On Wednesday, Save the Dunes, Environmental Law and Policy Center, Surfrider Foundation Chicago Chapter, Indiana Wildlife Federation, Hoosier Environmental Council, Izaak Walton League and Sierra Club Hoosier Chapter released a joint statement on ArcelorMittal’s “shocking” failure to provide timely notification of both the Aug. 4 and Aug. 11 system failures.

“There is overwhelming evidence that ArcelorMittal knew early on that, due to its equipment failure, cyanide would be destined for the river,” said Natalie Johnson, executive director of Save the Dunes. “The egregious decision to not mitigate the impact or immediately report to IDEM, drinking water utilities, or the National Park is absolutely unacceptable.”

“ArcelorMittal is responsible and should be held accountable for dozens of violations of the Clean Water Act, way beyond the one addressed in the IDEM report,” said Howard Learner, executive director of the Environmental Law & Policy Center. “That’s why the Environmental Law & Policy Center and the Hoosier Environmental Council served a 60-day notice of intent to bring a Clean Water Act enforcement lawsuit against ArcelorMittal for more than 100 violations of its permit, including water quality violations that harm ecological and public health.”

From Mitch McNeil of the Surfrider Foundation Chicago Chapter: “The actions taken by ArcelorMittal to knowingly and negligently send cyanide-tainted wastewater into Lake Michigan, as described in this report, are criminal. The steel industry is important to the economy, but so is Lake Michigan. Lake Michigan supports wildlife, recreation, commerce, and is a source of drinking water. Treating the lake as a dumping ground with such blatant disregard for its beneficial uses is unacceptable, and actions to that effect taken by ArcelorMittal, U.S. Steel, or any other company cannot be tolerated.”

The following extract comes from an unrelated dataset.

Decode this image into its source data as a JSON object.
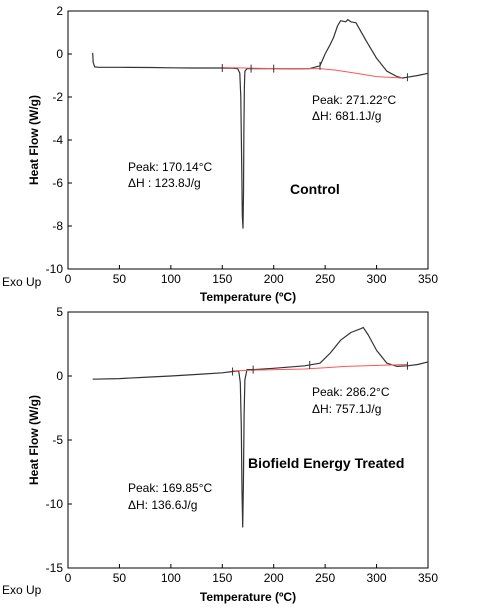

“Research shows that chemical spills into aquatic habitats can have cascading effects that can impact wildlife and the food web for years after the incident,” said Emily Wood, executive director of the Indiana Wildlife Federation. “With the number of threats already putting pressure on our Great Lakes ecosystems, we have no room for companies acting without integrity.”

From Dr. Indra Frank, director of environmental health and water policy with the Hoosier Environmental Council: “ArcelorMittal's irresponsible actions documented in this report deserve a significant penalty, one large enough to serve as a strong incentive to do better in the future.”

“We are very concerned about the continuing history of the steel industry exceeding its permits and not timely reporting. This puts at risk the drinking water for millions of Americans and threatens the sporting fishing industry,” said Dean Farr, Izaak Walton League. “We hope that IDEM and the industry will develop best practices to responsibly produce steel while sustaining both the environment and the economy.”

“The report reveals a remarkable level of disrespect on ArcelorMittal's part for public safety, wildlife impacts, and IDEM's regulatory authority," said Bowden Quinn, director of the Sierra Club Hoosier Chapter. “I hope the department comes down hard on the company for this flagrant disregard of proper operating procedures.”

The statement noted that the violations identified by IDEM have been referred to the IDEM Office of Water Quality Enforcement Section for further action. Such enforcement actions may include the payment of civil penalties, the reimbursement of response costs, and damages incurred as a result of the spill.